To search for the causes of psychiatric illnesses in biology is to take what is called an essentialist posture. From this vantage point, a diagnosis is used to label a disease by considering it as a natural thing that existed a priori, even before the question of its existence was asked, thereby making it a process of discovery. On the other hand, nominalists such as myself see a disease as being defined only in terms of its possible utility; it is therefore not to be ‘discovered’ but to be ‘built’. The diagnosis is therefore a political process: the result of a social consensus that can change at any time depending on the contexts and interests at stake.
To confuse brain disease with psychiatric illness is to make a so-called category error: a thing belonging to a particular category (here the brain, which belongs to biology) is attributed to a different category (i.e., psychology).
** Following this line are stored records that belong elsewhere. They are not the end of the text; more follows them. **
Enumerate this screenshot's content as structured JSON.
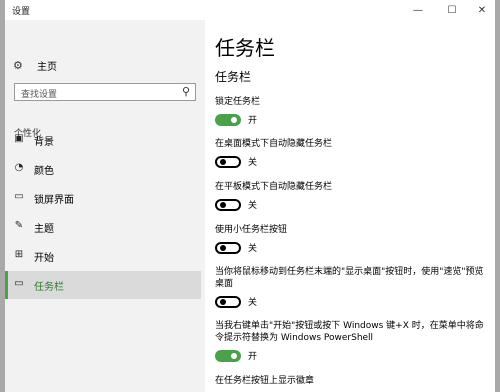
{
  "window": {
    "title": "设置",
    "controls": {
      "minimize": "—",
      "maximize": "☐",
      "close": "✕"
    }
  },
  "sidebar": {
    "home_label": "主页",
    "search_placeholder": "查找设置",
    "section_header": "个性化",
    "items": [
      {
        "label": "背景",
        "icon": "image-icon"
      },
      {
        "label": "颜色",
        "icon": "palette-icon"
      },
      {
        "label": "锁屏界面",
        "icon": "lock-screen-icon"
      },
      {
        "label": "主题",
        "icon": "theme-icon"
      },
      {
        "label": "开始",
        "icon": "start-icon"
      },
      {
        "label": "任务栏",
        "icon": "taskbar-icon",
        "active": true
      }
    ]
  },
  "main": {
    "page_title": "任务栏",
    "section_title": "任务栏",
    "settings": [
      {
        "label": "锁定任务栏",
        "state": "开",
        "on": true
      },
      {
        "label": "在桌面模式下自动隐藏任务栏",
        "state": "关",
        "on": false
      },
      {
        "label": "在平板模式下自动隐藏任务栏",
        "state": "关",
        "on": false
      },
      {
        "label": "使用小任务栏按钮",
        "state": "关",
        "on": false
      },
      {
        "label": "当你将鼠标移动到任务栏末端的\"显示桌面\"按钮时，使用\"速览\"预览桌面",
        "state": "关",
        "on": false
      },
      {
        "label": "当我右键单击\"开始\"按钮或按下 Windows 键+X 时，在菜单中将命令提示符替换为 Windows PowerShell",
        "state": "开",
        "on": true
      },
      {
        "label": "在任务栏按钮上显示徽章"
      }
    ]
  },
  "colors": {
    "accent": "#4aa14a",
    "sidebar_bg": "#f2f2f2",
    "active_bg": "#dadada"
  }
}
However, these are two completely different areas, irreducible to each other. It would be the same kind of mistake to claim that it is possible to reveal the artistic genius of a Picasso based on the chemical structure of the canvas and the colours of one of his paintings. It is misleading not only to say that synapses think, but also to say that the brain thinks. Neuroimaging does not let us see thoughts, motivations, or emotions, even though it can show neurobiological events that – ideally – are correlated to psychological phenomena.
This is not a plea against the scientific method, that is, the formulation of hypotheses and their falsification. It is, however, crucial that they be correctly formulated. In the same way that we should avoid mistaking sociological for geological hypotheses, we should not mistake biological for psychological hypotheses.
Daniele Zullino is a professor at the Department of Psychiatry at the University of Geneva and head of the Addiction Department at the University Hospitals of Geneva (HUG).